Five things the Lions need to happen to pull off a shock result against the Bulls in semi showdown

Liam Del Carme Sports reporter
Warren Whiteley comes onto the field to give water and discuss game plan with the players during the Carling Currie Cup match between Vodacom Bulls and Xerox Lions at Loftus Versfeld Stadium on January 06, 2021 in Pretoria, South Africa.
Warren Whiteley comes onto the field to give water and discuss game plan with the players during the Carling Currie Cup match between Vodacom Bulls and Xerox Lions at Loftus Versfeld Stadium on January 06, 2021 in Pretoria, South Africa.
Image: Gordon Arons/Gallo Images

For the Lions to be competitive or indeed win their Currie Cup semifinal against the Blue Bulls at Loftus on Saturday‚ they will need to get the better of the hot favourites in five key areas.

Here are the five things that need to happen for them to pull off a shock.

1) Stand up in collisions

The Lions cannot afford to come off second best at the breakdown‚ or the collision in general. The Bulls pack a punch with an array of heavy hitters spread across their team sheet and they more often than not make the gains in contact necessary to set up a win.

Coupled to this is the ball poaching threat of Marco van Staden at the ruck. He has been peerless in that area this season and the Lions will have to find ways of negating his almost hyena-like predatory skills if they are to stay in the hunt. The Lions' Jaco Kriel and Vincent Tshituka are going to have to spread themselves thin around Loftus.

2) Avoid aerial ping-pong

As much as the occasion demands a greater compliance with the percentages‚ the Lions should not be drawn into a game of aerial ping pong with the Bulls. It is an area in which the Bulls are more likely to profit as they possess taller timber in their back division.

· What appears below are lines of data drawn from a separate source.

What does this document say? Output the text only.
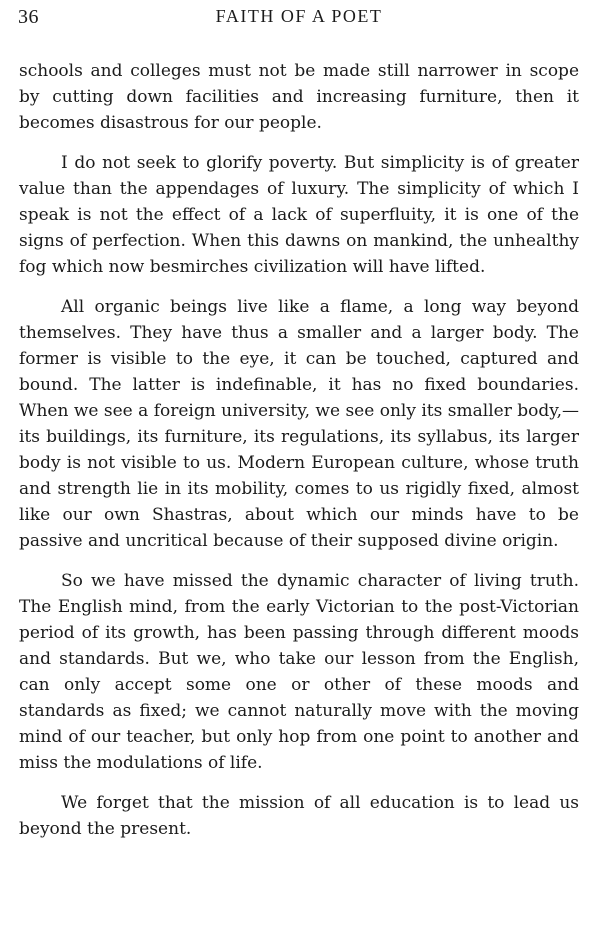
36	FAITH OF A POET

schools and colleges must not be made still narrower in scope by cutting down facilities and increasing furniture, then it becomes disastrous for our people.

I do not seek to glorify poverty. But simplicity is of greater value than the appendages of luxury. The simplicity of which I speak is not the effect of a lack of superfluity, it is one of the signs of perfection. When this dawns on mankind, the unhealthy fog which now besmirches civilization will have lifted.

All organic beings live like a flame, a long way beyond themselves. They have thus a smaller and a larger body. The former is visible to the eye, it can be touched, captured and bound. The latter is indefinable, it has no fixed boundaries. When we see a foreign university, we see only its smaller body,—its buildings, its furniture, its regulations, its syllabus, its larger body is not visible to us. Modern European culture, whose truth and strength lie in its mobility, comes to us rigidly fixed, almost like our own Shastras, about which our minds have to be passive and uncritical because of their supposed divine origin.

So we have missed the dynamic character of living truth. The English mind, from the early Victorian to the post-Victorian period of its growth, has been passing through different moods and standards. But we, who take our lesson from the English, can only accept some one or other of these moods and standards as fixed; we cannot naturally move with the moving mind of our teacher, but only hop from one point to another and miss the modulations of life.

We forget that the mission of all education is to lead us beyond the present.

Those one-on-one confrontations are more likely to suit the home team. The Lions will‚ however‚ have to develop exit strategies in which they can transfer pressure onto the Bulls without exposing themselves to undue risk. Deft hands and the box kick are allies that can help them achieve that‚ but it will require the Lions to play with surgical precision under cut-throat pressure.

3) Stay in the hunt

The Lions need to be in the game at the 70-minute mark. The Bulls by then would have thrown everything at them and while the hosts possess more experience to see out tight matches‚ the Lions are eminently capable of mustering a roar in the closing minutes. They are a team that can create opportunities from broken field and are more likely to profit if the games draws to a chaotic climax. First though the Lions have to hustle‚ bustle and scramble like they've never done before.

4) Target Bulls' scrum

Tied to the above will be the Lions' ability to exert pressure in the set-piece as the game wears on. While the Bulls' Trevor Nyakane is a recognised industry strongman at tighthead‚ the Lions will be well aware of the hosts' relative vulnerability in the scrum when he is not on the field. Depending how the Bulls play their cards in selection‚ the Lions may fancy their chances of coming to grips with their hosts in the scrum in the closing stages of the game.

5) Jantjies will have to boss

The Lions' talismanic captain Elton Jantjies will have to play his best game of the season if his team is going to reach the final. Not that the Springbok pivot has been poor‚ he just hasn't dominated in the way one expected him to in some matches. This clash‚ however‚ presents him with the opportunity to be the cool‚ calculated leader that pulls the strings‚ orchestrates and directs operations for the Lions.

He will have to operate closer to the gainline to have maximum impact. With that high risk potentially comes high reward but that is perhaps the mantra that the Lions need to carry with them onto the field in general.